Craving something sweet but don’t want to trash your healthy-eating efforts? With these high-protein dessert recipes, you can keep it clean and get your cookie, brownie, and fudge fix on all day, every day. (Okayyy, maybe not that often.)
See you never, excess added sugar, processed fats, and empty-calorie desserts!
If you love the glazed chocolate cake Munchkins from a certain coffee joint, these 58-calorie donut bites by Mason Woodruff are about to change your life.
Made with ingredients like vanilla protein powder, coconut flour, and vanilla Greek yogurt, each bite packs 5.5 grams of protein. (So you can go ahead and eat a whole fistful knowing you’re fueling your muscles.)
Plus, they’re sweetened with erythritol, so sugar stays low—and you side-step the sugar high and crash that usually strike post-donut.
For just 100 calories a pop, these gooey vegan and gluten-free brownies from Ambitious Kitchen taste just as indulgent as chocolate raspberry truffles.
Chocolate whey protein powder bumps up the protein (five grams per brownie), while simple ingredients like oats, unsweetened cocoa powder, honey, coconut oil, and chocolate almond milk keep things guilt-free.
Thanks to eggs and almond butter, these paleo-friendly cookies from A Saucy Kitchen pack six grams of protein a piece. Dietitian Maggie Michalczyk, R.D., loves that the recipe uses simple ingredients, so you can treat yourself rest assured that you’re doing your body good.
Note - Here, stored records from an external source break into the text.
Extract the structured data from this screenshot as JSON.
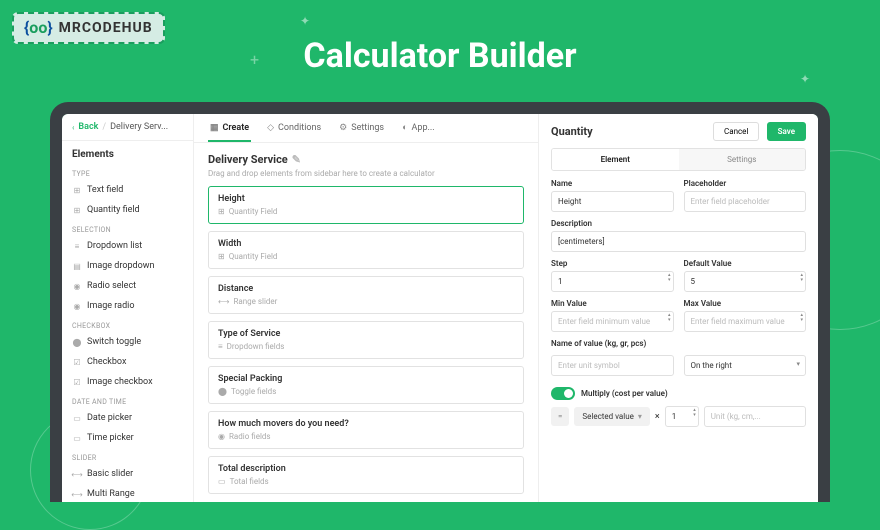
{
  "badge": {
    "icon_left": "{",
    "icon_mid": "oo",
    "icon_right": "}",
    "text": "MRCODEHUB"
  },
  "hero": {
    "title": "Calculator Builder"
  },
  "nav": {
    "back": "Back",
    "crumb": "Delivery Serv..."
  },
  "sidebar": {
    "title": "Elements",
    "groups": [
      {
        "label": "TYPE",
        "items": [
          {
            "icon": "⊞",
            "label": "Text field"
          },
          {
            "icon": "⊞",
            "label": "Quantity field"
          }
        ]
      },
      {
        "label": "SELECTION",
        "items": [
          {
            "icon": "≡",
            "label": "Dropdown list"
          },
          {
            "icon": "▤",
            "label": "Image dropdown"
          },
          {
            "icon": "◉",
            "label": "Radio select"
          },
          {
            "icon": "◉",
            "label": "Image radio"
          }
        ]
      },
      {
        "label": "CHECKBOX",
        "items": [
          {
            "icon": "⬤",
            "label": "Switch toggle"
          },
          {
            "icon": "☑",
            "label": "Checkbox"
          },
          {
            "icon": "☑",
            "label": "Image checkbox"
          }
        ]
      },
      {
        "label": "DATE AND TIME",
        "items": [
          {
            "icon": "▭",
            "label": "Date picker"
          },
          {
            "icon": "▭",
            "label": "Time picker"
          }
        ]
      },
      {
        "label": "SLIDER",
        "items": [
          {
            "icon": "⟷",
            "label": "Basic slider"
          },
          {
            "icon": "⟷",
            "label": "Multi Range"
          }
        ]
      }
    ]
  },
  "tabs": [
    {
      "icon": "▦",
      "label": "Create",
      "active": true
    },
    {
      "icon": "◇",
      "label": "Conditions"
    },
    {
      "icon": "⚙",
      "label": "Settings"
    },
    {
      "icon": "◐",
      "label": "App..."
    }
  ],
  "canvas": {
    "title": "Delivery Service",
    "hint": "Drag and drop elements from sidebar here to create a calculator",
    "fields": [
      {
        "name": "Height",
        "type": "Quantity Field",
        "icon": "⊞",
        "selected": true
      },
      {
        "name": "Width",
        "type": "Quantity Field",
        "icon": "⊞"
      },
      {
        "name": "Distance",
        "type": "Range slider",
        "icon": "⟷"
      },
      {
        "name": "Type of Service",
        "type": "Dropdown fields",
        "icon": "≡"
      },
      {
        "name": "Special Packing",
        "type": "Toggle fields",
        "icon": "⬤"
      },
      {
        "name": "How much movers do you need?",
        "type": "Radio fields",
        "icon": "◉"
      },
      {
        "name": "Total description",
        "type": "Total fields",
        "icon": "▭"
      }
    ]
  },
  "panel": {
    "title": "Quantity",
    "cancel": "Cancel",
    "save": "Save",
    "subtabs": {
      "element": "Element",
      "settings": "Settings"
    },
    "name": {
      "label": "Name",
      "value": "Height"
    },
    "placeholder": {
      "label": "Placeholder",
      "ph": "Enter field placeholder"
    },
    "description": {
      "label": "Description",
      "value": "[centimeters]"
    },
    "step": {
      "label": "Step",
      "value": "1"
    },
    "default": {
      "label": "Default Value",
      "value": "5"
    },
    "min": {
      "label": "Min Value",
      "ph": "Enter field minimum value"
    },
    "max": {
      "label": "Max Value",
      "ph": "Enter field maximum value"
    },
    "unitname": {
      "label": "Name of value (kg, gr, pcs)",
      "ph": "Enter unit symbol"
    },
    "unitpos": {
      "value": "On the right"
    },
    "multiply": {
      "label": "Multiply (cost per value)"
    },
    "formula": {
      "eq": "=",
      "chip": "Selected value",
      "times": "×",
      "factor": "1",
      "unit_ph": "Unit (kg, cm,..."
    }
  }
}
Crispy around the edges and super-soft and chewy in the center, they’re a great go-to when cravings strike.
If you’re in the mood (and have the time) to bake, you won’t regret whipping up a batch of Food Faith Fitness’ soft, fluffy donuts.
Perfectly powdery and satisfying, each 150-calorie donut contains 6.6 grams of protein.
Just keep in mind that they’ll need to cool for two hours after baking, so be patient!
Good-for-you cheesecake? Sign us up. This cheesecake smoothie from Paleo Running Momma contains zero added sugar, so you can feel good sipping on it for dessert—or breakfast!—daily.
The shake, which gets its sweetness from fiber-rich dates, blends coconut and almond milk with vanilla extract, protein powder or collagen peptides, and a little lemon juice. Then, cashews make the blend extra creamy and thick.
A serving of collagen lands the smoothie’s protein somewhere around 15 grams of protein, while a scoop of whey or plant-based protein brings it up to around 20.
Thick, creamy peanut butter combines with Ancient Nutrition Vanilla Keto Protein (or Ancient Nutrition Multi Collagen Protein), vanilla extract, and erythritol for a sweet dessert or snack you can throw together in 10 minutes.
For a little crunch, add some chopped peanuts—or swap creamy PB for chunky.
Every no-baking-required bite contains four grams of protein.
Made with clean ingredients like unsweetened cocoa powder, maple syrup or honey, coconut oil, and vanilla extract, these bars get a protein boost from black beans and chocolate protein powder. “I love the use of black beans in a dessert like this because it also increases the fiber and vitamin and mineral content,” says Michalczyk. (Don’t worry, you won’t even know the beans are there.)
Each bar comes in at 129 calories, 7.3 grams of protein, and loads of chocolatey flavor.